Top public safety officials from Hennepin County pitched fatter budgets for 2014 to commissioners Friday, saying one of their priorities is to stem the flow of quality and diverse employees leaving for better-paying jobs with other counties or private companies.
A pay freeze over the past couple of years and budget constraints due to shrinking state funding have put the county at a competitive disadvantage, said County Attorney Mike Freeman. Although a tentative contract agreement reached Friday with a large chunk of employees could raise salaries over the next two years, he and others still want the County Board to contribute to the pot.
“If the county is committed to diversity, they need to step up to the plate,” he said.
None of the budget-increase requests from Freeman, the public defender and sheriff’s offices, and community corrections was larger than 4 percent, and commissioners didn’t throw up much opposition. The final budget vote is expected Dec. 17.
After Friday’s meeting, board Chair Michael Opat said commissioners have heard arguments in recent contract negotiations that the county is losing its competitive edge, but were supplied with few details. He said he’d like to know if the county truly isn’t competitive in terms of salary or total compensation packages.

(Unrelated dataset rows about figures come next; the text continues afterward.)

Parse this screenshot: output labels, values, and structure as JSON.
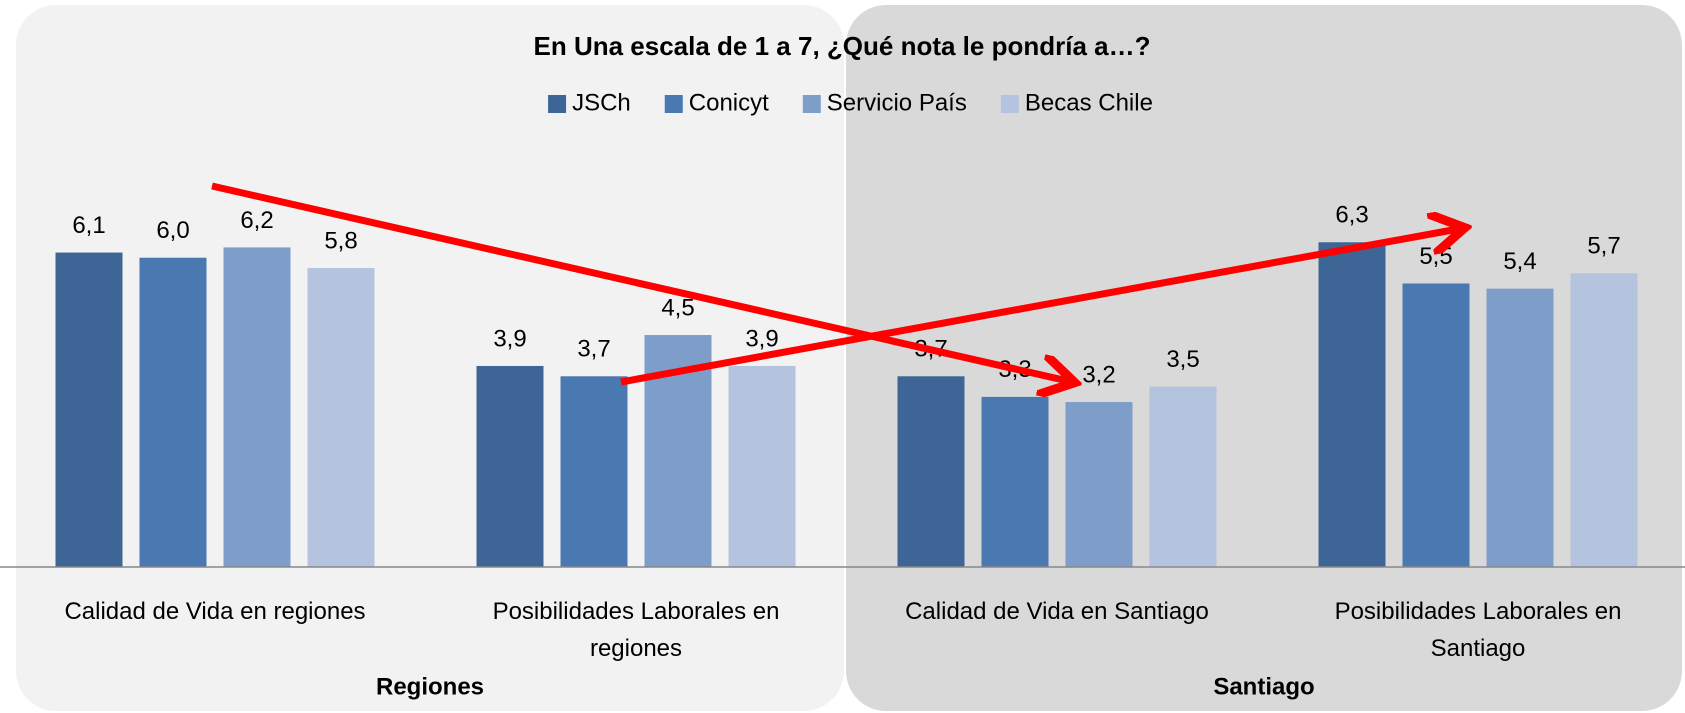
{
  "chart_data": {
    "type": "bar",
    "title": "En Una escala de 1 a 7, ¿Qué nota le pondría a…?",
    "categories": [
      "Calidad de Vida en regiones",
      "Posibilidades Laborales en regiones",
      "Calidad de Vida en Santiago",
      "Posibilidades Laborales en Santiago"
    ],
    "groups": [
      "Regiones",
      "Santiago"
    ],
    "series": [
      {
        "name": "JSCh",
        "color": "#3d6595",
        "values": [
          6.1,
          3.9,
          3.7,
          6.3
        ],
        "value_labels": [
          "6,1",
          "3,9",
          "3,7",
          "6,3"
        ]
      },
      {
        "name": "Conicyt",
        "color": "#4a78b0",
        "values": [
          6.0,
          3.7,
          3.3,
          5.5
        ],
        "value_labels": [
          "6,0",
          "3,7",
          "3,3",
          "5,5"
        ]
      },
      {
        "name": "Servicio País",
        "color": "#7f9dc9",
        "values": [
          6.2,
          4.5,
          3.2,
          5.4
        ],
        "value_labels": [
          "6,2",
          "4,5",
          "3,2",
          "5,4"
        ]
      },
      {
        "name": "Becas Chile",
        "color": "#b4c4df",
        "values": [
          5.8,
          3.9,
          3.5,
          5.7
        ],
        "value_labels": [
          "5,8",
          "3,9",
          "3,5",
          "5,7"
        ]
      }
    ],
    "ylim": [
      0,
      11
    ],
    "legend": "top"
  }
}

“We are sensitive to the concerns, but we don’t take all of this info at face value, even from our own department heads,” he said. “We will do our due diligence. We want to be seen as a first-rate county.”
Opat noted that county employees didn’t have a complete pay freeze over the last few years because many received lump-sum bonuses and increases at higher pay scales. The pay-scale step system also provided some annual bumps, he said.

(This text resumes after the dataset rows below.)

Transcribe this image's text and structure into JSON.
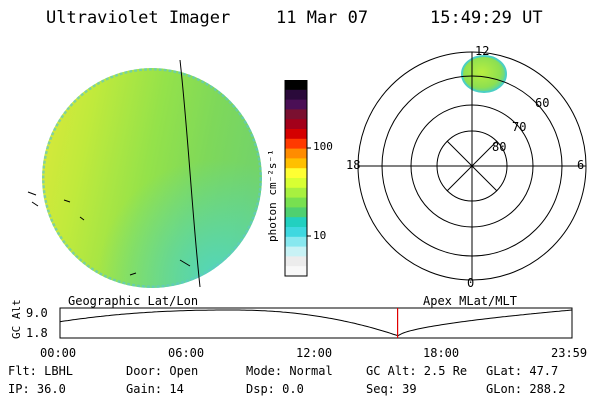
{
  "header": {
    "instrument": "Ultraviolet Imager",
    "date": "11 Mar 07",
    "time": "15:49:29 UT"
  },
  "colorbar": {
    "unit_label": "photon cm⁻²s⁻¹",
    "ticks": [
      "100",
      "10"
    ],
    "colors": [
      "#000000",
      "#2a0a3a",
      "#4a0f55",
      "#7a1030",
      "#a3001a",
      "#d40000",
      "#ff3a00",
      "#ff8c00",
      "#ffc000",
      "#ffff33",
      "#d8ff33",
      "#a8f040",
      "#78e050",
      "#4fd070",
      "#22d0c0",
      "#3fd8e0",
      "#88e8ef",
      "#c8f2f5",
      "#ececec",
      "#f8f8f8"
    ]
  },
  "polar": {
    "mlt_labels": [
      "12",
      "18",
      "6",
      "0"
    ],
    "lat_labels": [
      "60",
      "70",
      "80"
    ]
  },
  "strip": {
    "left_label": "Geographic Lat/Lon",
    "right_label": "Apex MLat/MLT",
    "y_axis_title": "GC Alt",
    "y_ticks": [
      "9.0",
      "1.8"
    ],
    "x_ticks": [
      "00:00",
      "06:00",
      "12:00",
      "18:00",
      "23:59"
    ],
    "marker_time_hours": 15.825
  },
  "info": {
    "filter_label": "Flt: LBHL",
    "ip_label": "IP: 36.0",
    "door_label": "Door: Open",
    "gain_label": "Gain: 14",
    "mode_label": "Mode: Normal",
    "dsp_label": "Dsp:    0.0",
    "gcalt_label": "GC Alt: 2.5 Re",
    "seq_label": "Seq: 39",
    "glat_label": "GLat:  47.7",
    "glon_label": "GLon: 288.2"
  }
}
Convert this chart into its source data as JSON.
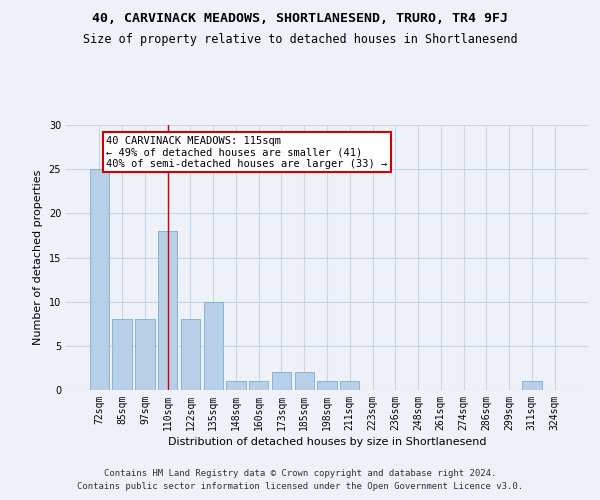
{
  "title1": "40, CARVINACK MEADOWS, SHORTLANESEND, TRURO, TR4 9FJ",
  "title2": "Size of property relative to detached houses in Shortlanesend",
  "xlabel": "Distribution of detached houses by size in Shortlanesend",
  "ylabel": "Number of detached properties",
  "categories": [
    "72sqm",
    "85sqm",
    "97sqm",
    "110sqm",
    "122sqm",
    "135sqm",
    "148sqm",
    "160sqm",
    "173sqm",
    "185sqm",
    "198sqm",
    "211sqm",
    "223sqm",
    "236sqm",
    "248sqm",
    "261sqm",
    "274sqm",
    "286sqm",
    "299sqm",
    "311sqm",
    "324sqm"
  ],
  "values": [
    25,
    8,
    8,
    18,
    8,
    10,
    1,
    1,
    2,
    2,
    1,
    1,
    0,
    0,
    0,
    0,
    0,
    0,
    0,
    1,
    0
  ],
  "bar_color": "#b8cfe8",
  "bar_edge_color": "#7aadd4",
  "grid_color": "#c8d4e8",
  "annotation_text": "40 CARVINACK MEADOWS: 115sqm\n← 49% of detached houses are smaller (41)\n40% of semi-detached houses are larger (33) →",
  "annotation_box_color": "#ffffff",
  "annotation_box_edge": "#cc0000",
  "vline_x_index": 3,
  "vline_color": "#cc0000",
  "ylim": [
    0,
    30
  ],
  "yticks": [
    0,
    5,
    10,
    15,
    20,
    25,
    30
  ],
  "footer1": "Contains HM Land Registry data © Crown copyright and database right 2024.",
  "footer2": "Contains public sector information licensed under the Open Government Licence v3.0.",
  "bg_color": "#eef2f8",
  "plot_bg_color": "#eef2f8",
  "title1_fontsize": 9.5,
  "title2_fontsize": 8.5,
  "xlabel_fontsize": 8,
  "ylabel_fontsize": 8,
  "tick_fontsize": 7,
  "annotation_fontsize": 7.5,
  "footer_fontsize": 6.5
}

Freeman, who asked for a 2.5 percent increase, said his office has the lowest starting salary for a first-year assistant county attorney out of the seven metro-area counties. That salary is $52,000, compared to $71,000 for a first-year assistant city attorney in Minneapolis, he said. Anoka and Ramsey counties pay first-year attorneys $52,000 and $58,436 respectively.
County Sheriff Richard Stanek echoed Freeman’s issues, saying a large percentage of the more than three dozen dispatchers, deputies and jail clerks who left his office did so because of low wages.

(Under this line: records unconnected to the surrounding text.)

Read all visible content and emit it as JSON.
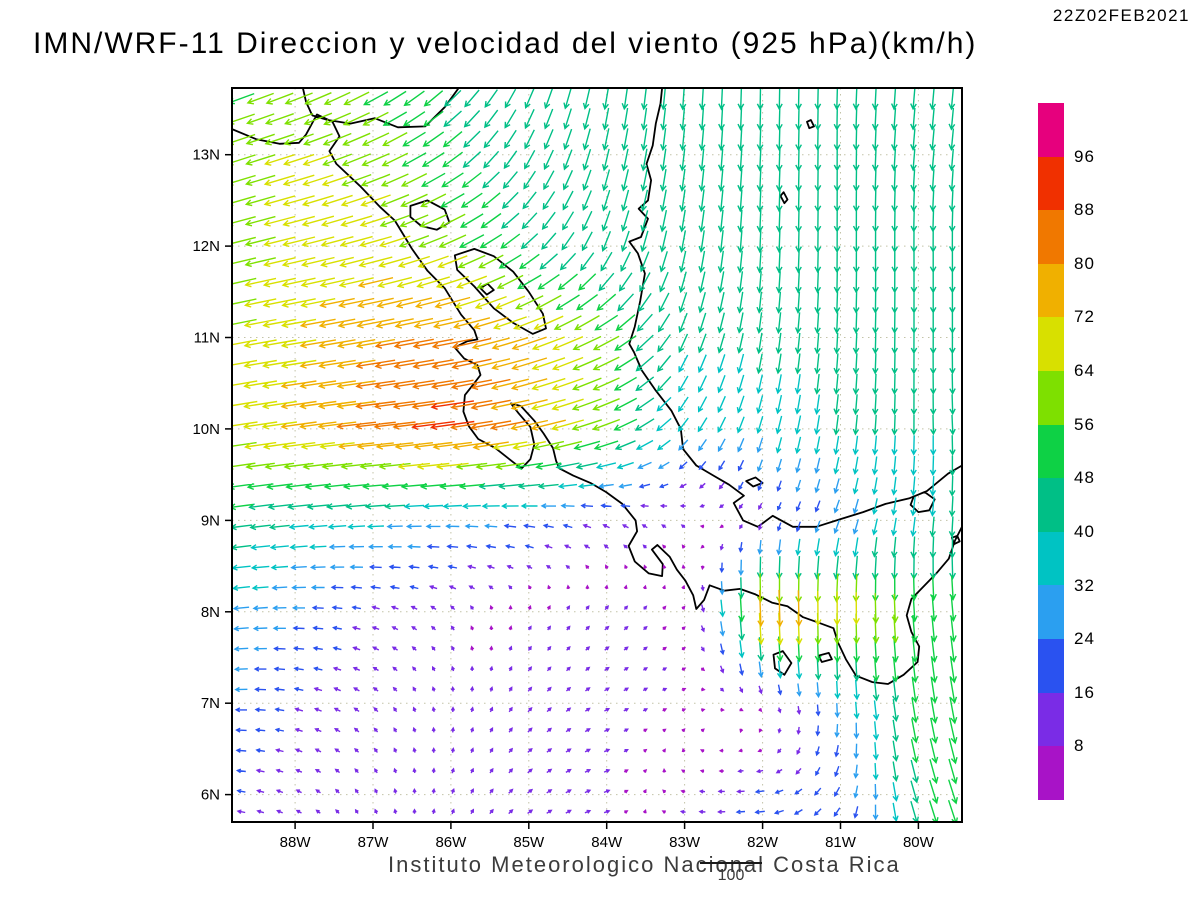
{
  "header": {
    "timestamp": "22Z02FEB2021",
    "title": "IMN/WRF-11 Direccion y velocidad del viento (925 hPa)(km/h)"
  },
  "footer": {
    "caption": "Instituto Meteorologico Nacional Costa Rica",
    "reference_vector_label": "100"
  },
  "chart_data": {
    "type": "vector_field",
    "title": "IMN/WRF-11 Direccion y velocidad del viento (925 hPa)(km/h)",
    "units": "km/h",
    "level": "925 hPa",
    "reference_speed": 100,
    "extent": {
      "lon_min": -88.81,
      "lon_max": -79.44,
      "lat_min": 5.7,
      "lat_max": 13.73
    },
    "lon_ticks": [
      {
        "value": -88,
        "label": "88W"
      },
      {
        "value": -87,
        "label": "87W"
      },
      {
        "value": -86,
        "label": "86W"
      },
      {
        "value": -85,
        "label": "85W"
      },
      {
        "value": -84,
        "label": "84W"
      },
      {
        "value": -83,
        "label": "83W"
      },
      {
        "value": -82,
        "label": "82W"
      },
      {
        "value": -81,
        "label": "81W"
      },
      {
        "value": -80,
        "label": "80W"
      }
    ],
    "lat_ticks": [
      {
        "value": 13,
        "label": "13N"
      },
      {
        "value": 12,
        "label": "12N"
      },
      {
        "value": 11,
        "label": "11N"
      },
      {
        "value": 10,
        "label": "10N"
      },
      {
        "value": 9,
        "label": "9N"
      },
      {
        "value": 8,
        "label": "8N"
      },
      {
        "value": 7,
        "label": "7N"
      },
      {
        "value": 6,
        "label": "6N"
      }
    ],
    "colorbar": {
      "levels": [
        8,
        16,
        24,
        32,
        40,
        48,
        56,
        64,
        72,
        80,
        88,
        96
      ],
      "colors": [
        "#a813c7",
        "#7a2ce6",
        "#2a52f0",
        "#2b9ff0",
        "#00c3c3",
        "#00bf86",
        "#0ed145",
        "#7ee000",
        "#d8e000",
        "#f0b000",
        "#f07800",
        "#f03000",
        "#e6007d"
      ]
    },
    "wind_grid": {
      "lons": [
        -89,
        -88,
        -87,
        -86,
        -85,
        -84,
        -83,
        -82,
        -81,
        -80,
        -79
      ],
      "lats": [
        14,
        13,
        12,
        11,
        10,
        9,
        8,
        7,
        6,
        5
      ],
      "u": [
        [
          -48,
          -52,
          -46,
          -30,
          -15,
          -6,
          -2,
          0,
          -2,
          -4,
          -4
        ],
        [
          -56,
          -62,
          -56,
          -40,
          -20,
          -10,
          -5,
          -2,
          0,
          -4,
          -4
        ],
        [
          -56,
          -66,
          -66,
          -56,
          -34,
          -16,
          -8,
          -2,
          0,
          0,
          0
        ],
        [
          -60,
          -70,
          -78,
          -82,
          -70,
          -52,
          -16,
          -6,
          -2,
          0,
          0
        ],
        [
          -64,
          -72,
          -82,
          -90,
          -76,
          -55,
          -20,
          -10,
          -5,
          0,
          4
        ],
        [
          -46,
          -40,
          -34,
          -28,
          -24,
          -14,
          -7,
          -5,
          -10,
          -5,
          0
        ],
        [
          -34,
          -24,
          -14,
          -7,
          4,
          7,
          5,
          3,
          0,
          4,
          6
        ],
        [
          -26,
          -16,
          -8,
          0,
          7,
          9,
          7,
          5,
          2,
          8,
          12
        ],
        [
          -18,
          -10,
          -4,
          3,
          9,
          11,
          -8,
          -18,
          -10,
          14,
          18
        ],
        [
          -14,
          -8,
          -3,
          4,
          10,
          9,
          -14,
          -24,
          -14,
          14,
          18
        ]
      ],
      "v": [
        [
          -18,
          -22,
          -28,
          -34,
          -40,
          -44,
          -45,
          -45,
          -45,
          -45,
          -45
        ],
        [
          -18,
          -20,
          -24,
          -30,
          -38,
          -44,
          -45,
          -45,
          -45,
          -44,
          -44
        ],
        [
          -14,
          -16,
          -18,
          -24,
          -30,
          -40,
          -44,
          -45,
          -45,
          -44,
          -44
        ],
        [
          -12,
          -12,
          -14,
          -16,
          -24,
          -28,
          -38,
          -42,
          -42,
          -42,
          -42
        ],
        [
          -10,
          -10,
          -9,
          -12,
          -16,
          -20,
          -26,
          -34,
          -40,
          -40,
          -40
        ],
        [
          -6,
          -4,
          -2,
          0,
          3,
          6,
          5,
          -8,
          -24,
          -38,
          -44
        ],
        [
          -4,
          0,
          4,
          7,
          7,
          7,
          5,
          -80,
          -70,
          -55,
          -50
        ],
        [
          -2,
          4,
          7,
          9,
          8,
          5,
          3,
          -4,
          -30,
          -52,
          -58
        ],
        [
          2,
          5,
          8,
          9,
          7,
          4,
          2,
          -2,
          -18,
          -46,
          -52
        ],
        [
          2,
          5,
          7,
          9,
          6,
          3,
          0,
          -4,
          -14,
          -45,
          -50
        ]
      ]
    },
    "coastlines": [
      {
        "name": "pacific-coast",
        "closed": false,
        "points": [
          [
            -88.81,
            13.28
          ],
          [
            -88.5,
            13.17
          ],
          [
            -88.2,
            13.12
          ],
          [
            -87.95,
            13.13
          ],
          [
            -87.86,
            13.22
          ],
          [
            -87.72,
            13.44
          ],
          [
            -87.52,
            13.36
          ],
          [
            -87.43,
            13.2
          ],
          [
            -87.56,
            13.04
          ],
          [
            -87.47,
            12.9
          ],
          [
            -87.17,
            12.66
          ],
          [
            -86.9,
            12.42
          ],
          [
            -86.72,
            12.28
          ],
          [
            -86.5,
            11.97
          ],
          [
            -86.3,
            11.73
          ],
          [
            -86.08,
            11.54
          ],
          [
            -85.87,
            11.25
          ],
          [
            -85.7,
            11.08
          ],
          [
            -85.66,
            10.98
          ],
          [
            -85.79,
            10.96
          ],
          [
            -85.95,
            10.89
          ],
          [
            -85.83,
            10.77
          ],
          [
            -85.66,
            10.7
          ],
          [
            -85.62,
            10.59
          ],
          [
            -85.71,
            10.49
          ],
          [
            -85.82,
            10.37
          ],
          [
            -85.84,
            10.19
          ],
          [
            -85.77,
            10.03
          ],
          [
            -85.65,
            9.89
          ],
          [
            -85.43,
            9.79
          ],
          [
            -85.19,
            9.63
          ],
          [
            -85.09,
            9.57
          ],
          [
            -84.98,
            9.67
          ],
          [
            -84.93,
            9.83
          ],
          [
            -84.98,
            10.02
          ],
          [
            -85.13,
            10.17
          ],
          [
            -85.23,
            10.28
          ],
          [
            -85.1,
            10.25
          ],
          [
            -84.93,
            10.09
          ],
          [
            -84.81,
            9.95
          ],
          [
            -84.69,
            9.79
          ],
          [
            -84.65,
            9.65
          ],
          [
            -84.61,
            9.57
          ],
          [
            -84.43,
            9.49
          ],
          [
            -84.21,
            9.41
          ],
          [
            -84.01,
            9.31
          ],
          [
            -83.8,
            9.18
          ],
          [
            -83.63,
            9.0
          ],
          [
            -83.61,
            8.88
          ],
          [
            -83.72,
            8.72
          ],
          [
            -83.64,
            8.55
          ],
          [
            -83.46,
            8.42
          ],
          [
            -83.29,
            8.39
          ],
          [
            -83.28,
            8.52
          ],
          [
            -83.42,
            8.68
          ],
          [
            -83.35,
            8.73
          ],
          [
            -83.19,
            8.6
          ],
          [
            -83.1,
            8.46
          ],
          [
            -82.99,
            8.34
          ],
          [
            -82.89,
            8.18
          ],
          [
            -82.85,
            8.03
          ],
          [
            -82.75,
            8.13
          ],
          [
            -82.68,
            8.29
          ],
          [
            -82.49,
            8.23
          ],
          [
            -82.29,
            8.25
          ],
          [
            -82.09,
            8.19
          ],
          [
            -81.88,
            8.1
          ],
          [
            -81.68,
            8.06
          ],
          [
            -81.48,
            7.94
          ],
          [
            -81.28,
            7.88
          ],
          [
            -81.09,
            7.82
          ],
          [
            -81.03,
            7.66
          ],
          [
            -80.93,
            7.48
          ],
          [
            -80.8,
            7.3
          ],
          [
            -80.59,
            7.23
          ],
          [
            -80.39,
            7.21
          ],
          [
            -80.19,
            7.31
          ],
          [
            -80.01,
            7.45
          ],
          [
            -79.99,
            7.62
          ],
          [
            -80.09,
            7.78
          ],
          [
            -80.15,
            7.96
          ],
          [
            -80.09,
            8.14
          ],
          [
            -79.93,
            8.28
          ],
          [
            -79.77,
            8.42
          ],
          [
            -79.61,
            8.58
          ],
          [
            -79.53,
            8.78
          ],
          [
            -79.44,
            8.93
          ]
        ]
      },
      {
        "name": "caribbean-coast",
        "closed": false,
        "points": [
          [
            -79.44,
            9.6
          ],
          [
            -79.62,
            9.51
          ],
          [
            -79.89,
            9.32
          ],
          [
            -80.12,
            9.24
          ],
          [
            -80.42,
            9.18
          ],
          [
            -80.71,
            9.09
          ],
          [
            -81.01,
            9.01
          ],
          [
            -81.31,
            8.93
          ],
          [
            -81.61,
            8.93
          ],
          [
            -81.87,
            9.05
          ],
          [
            -82.06,
            8.93
          ],
          [
            -82.25,
            9.0
          ],
          [
            -82.37,
            9.19
          ],
          [
            -82.24,
            9.27
          ],
          [
            -82.43,
            9.39
          ],
          [
            -82.63,
            9.49
          ],
          [
            -82.85,
            9.6
          ],
          [
            -83.02,
            9.78
          ],
          [
            -83.05,
            10.0
          ],
          [
            -83.17,
            10.2
          ],
          [
            -83.37,
            10.42
          ],
          [
            -83.55,
            10.64
          ],
          [
            -83.65,
            10.84
          ],
          [
            -83.71,
            10.93
          ],
          [
            -83.64,
            11.12
          ],
          [
            -83.57,
            11.4
          ],
          [
            -83.51,
            11.7
          ],
          [
            -83.6,
            11.92
          ],
          [
            -83.71,
            12.05
          ],
          [
            -83.56,
            12.1
          ],
          [
            -83.47,
            12.3
          ],
          [
            -83.59,
            12.41
          ],
          [
            -83.47,
            12.5
          ],
          [
            -83.43,
            12.72
          ],
          [
            -83.49,
            12.9
          ],
          [
            -83.41,
            13.1
          ],
          [
            -83.37,
            13.34
          ],
          [
            -83.31,
            13.56
          ],
          [
            -83.29,
            13.73
          ]
        ]
      },
      {
        "name": "honduras-nicaragua-border",
        "closed": false,
        "points": [
          [
            -85.9,
            13.73
          ],
          [
            -86.08,
            13.52
          ],
          [
            -86.33,
            13.31
          ],
          [
            -86.68,
            13.3
          ],
          [
            -86.98,
            13.4
          ],
          [
            -87.29,
            13.34
          ],
          [
            -87.58,
            13.38
          ],
          [
            -87.78,
            13.43
          ]
        ]
      },
      {
        "name": "el-salvador-honduras-border",
        "closed": false,
        "points": [
          [
            -87.78,
            13.43
          ],
          [
            -87.86,
            13.58
          ],
          [
            -87.9,
            13.73
          ]
        ]
      },
      {
        "name": "lake-nicaragua",
        "closed": true,
        "points": [
          [
            -85.95,
            11.9
          ],
          [
            -85.7,
            11.97
          ],
          [
            -85.45,
            11.89
          ],
          [
            -85.2,
            11.72
          ],
          [
            -85.0,
            11.5
          ],
          [
            -84.82,
            11.26
          ],
          [
            -84.78,
            11.1
          ],
          [
            -84.95,
            11.04
          ],
          [
            -85.2,
            11.16
          ],
          [
            -85.45,
            11.32
          ],
          [
            -85.7,
            11.56
          ],
          [
            -85.92,
            11.74
          ]
        ]
      },
      {
        "name": "ometepe-island",
        "closed": true,
        "points": [
          [
            -85.62,
            11.54
          ],
          [
            -85.53,
            11.59
          ],
          [
            -85.45,
            11.52
          ],
          [
            -85.54,
            11.47
          ]
        ]
      },
      {
        "name": "lake-managua",
        "closed": true,
        "points": [
          [
            -86.52,
            12.44
          ],
          [
            -86.3,
            12.5
          ],
          [
            -86.08,
            12.4
          ],
          [
            -86.02,
            12.26
          ],
          [
            -86.18,
            12.18
          ],
          [
            -86.38,
            12.22
          ],
          [
            -86.52,
            12.32
          ]
        ]
      },
      {
        "name": "coiba-island",
        "closed": true,
        "points": [
          [
            -81.86,
            7.53
          ],
          [
            -81.74,
            7.57
          ],
          [
            -81.63,
            7.44
          ],
          [
            -81.72,
            7.31
          ],
          [
            -81.84,
            7.38
          ]
        ]
      },
      {
        "name": "cebaco-island",
        "closed": true,
        "points": [
          [
            -81.28,
            7.52
          ],
          [
            -81.15,
            7.55
          ],
          [
            -81.11,
            7.48
          ],
          [
            -81.24,
            7.45
          ]
        ]
      },
      {
        "name": "san-andres-island",
        "closed": true,
        "points": [
          [
            -81.73,
            12.59
          ],
          [
            -81.68,
            12.51
          ],
          [
            -81.72,
            12.47
          ],
          [
            -81.77,
            12.55
          ]
        ]
      },
      {
        "name": "providencia-island",
        "closed": true,
        "points": [
          [
            -81.38,
            13.38
          ],
          [
            -81.34,
            13.31
          ],
          [
            -81.4,
            13.29
          ],
          [
            -81.43,
            13.36
          ]
        ]
      },
      {
        "name": "gatun-lake",
        "closed": true,
        "points": [
          [
            -80.06,
            9.26
          ],
          [
            -79.92,
            9.31
          ],
          [
            -79.79,
            9.23
          ],
          [
            -79.86,
            9.11
          ],
          [
            -80.0,
            9.09
          ],
          [
            -80.1,
            9.17
          ]
        ]
      },
      {
        "name": "taboga-island",
        "closed": true,
        "points": [
          [
            -79.57,
            8.81
          ],
          [
            -79.5,
            8.83
          ],
          [
            -79.47,
            8.77
          ],
          [
            -79.54,
            8.74
          ]
        ]
      },
      {
        "name": "bocas-islands",
        "closed": true,
        "points": [
          [
            -82.21,
            9.43
          ],
          [
            -82.09,
            9.47
          ],
          [
            -82.0,
            9.41
          ],
          [
            -82.12,
            9.37
          ]
        ]
      }
    ]
  }
}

Opat countered that deputy jobs at the sheriff’s office are often entry-level and become a steppingstone for positions at other law enforcement agencies.
The majority of Stanek’s budget comes from property taxes, Opat said. “We are always trying to balance a competitive workforce and the stress on taxpayers,” he said.
Salary constraints are one of many challenges in recruiting candidates for Hennepin County’s public defender office, said William Ward, the office’s chief public defender. It is trying a new strategy of going to job fairs and offering jobs to students before they finish law school in an effort to ensure a diverse staff, he said.
While Ward asked for a relatively small bump — $175,000 — in his office’s budget, it also is facing growing expenses from hiring language interpreters to help clients avoid immigration status issues that may occur after a plea agreement or conviction.
Much achieved, much to do
To bolster their budget proposals, Freeman and Stanek highlighted statistics about increasing caseloads, successful trial results and lower crime rates. They also talked about ways they’ve reduced the number of guns on the streets, tackled human trafficking and improved officer training for critical incidents.
Among the numbers they presented to commissioners: This year, 8,400 adults were charged with felonies, 40,000 inmates were booked into jail and 43 people died of heroin overdoses.
All who spoke at Friday’s budget meeting talked about the struggles their offices face in dealing with people with mental illness. Stanek said it’s a conservative estimate that 30 percent of those in jail are mentally ill.